Dr. Carr: A group from Brighton in the United Kingdom reported on their experience in 561 treatment-naive and -experienced patients who started abacavir for the first time.^[12] They had introduced the test after just over 300 patients had been exposed to abacavir. In the pretesting cohort, the prevalence of abacavir hypersensitivity was 6.2%. After the introduction of the test and the avoidance of abacavir in patients who were HLA B*5701-positive, the prevalence of hypersensitivity was 0.5%,which is a highly significant reduction.

There were 2 advantages of this cohort, which has generated very similar results to those from the Perth group in Western Australia. First, it's a larger sample — about twice the size. Second, it's a more ethnically diverse sample — about 20% non-white patients, which is a larger percentage than in the Perth cohort. Despite that greater diversity, the tests continued to perform well. This was not a randomized trial, but we now have 2 highly consistent results from cohorts with close to 1000 patients that show that the prevalence of abacavir hypersensitivity can, by and large, disappear with the use of this test.

Medscape: There have been pharmacogenomic differences observed between different ethnicities. Did they notice anything in this regard in this particular study?

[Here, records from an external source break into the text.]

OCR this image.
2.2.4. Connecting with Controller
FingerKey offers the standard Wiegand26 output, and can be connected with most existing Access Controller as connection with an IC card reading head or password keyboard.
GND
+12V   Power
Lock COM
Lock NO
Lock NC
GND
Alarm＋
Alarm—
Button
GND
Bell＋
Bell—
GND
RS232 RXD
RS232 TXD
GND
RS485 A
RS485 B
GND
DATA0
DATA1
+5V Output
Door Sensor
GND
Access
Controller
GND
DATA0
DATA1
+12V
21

Dr. Carr: They did find a few black patients who were positive on their test. Then, when they went to do more sophisticated genetic testing, they actually found that they didn't have B*5701; they had B*5703, which does not predispose to hypersensitivity. These were all variants of B*57, and that's important. So it will be important, if a provider chooses to use this test, to understand its nuances. If it's a broad, PCR-based test, for example, that just looks at HLA-B*57, then it will include B*5701 and it will probably include some other B*57 types. Some laboratories will take it a step further and they will sequence and be certain that it's B*5701 or not. In my mind, that's a preferable test, but it does add some cost and time to the test.

This test from Brighton didn't use sequencing, and so one would anticipate, based on what they found in a retrospective fashion, that if they had done sequencing, the test may have performed slightly better.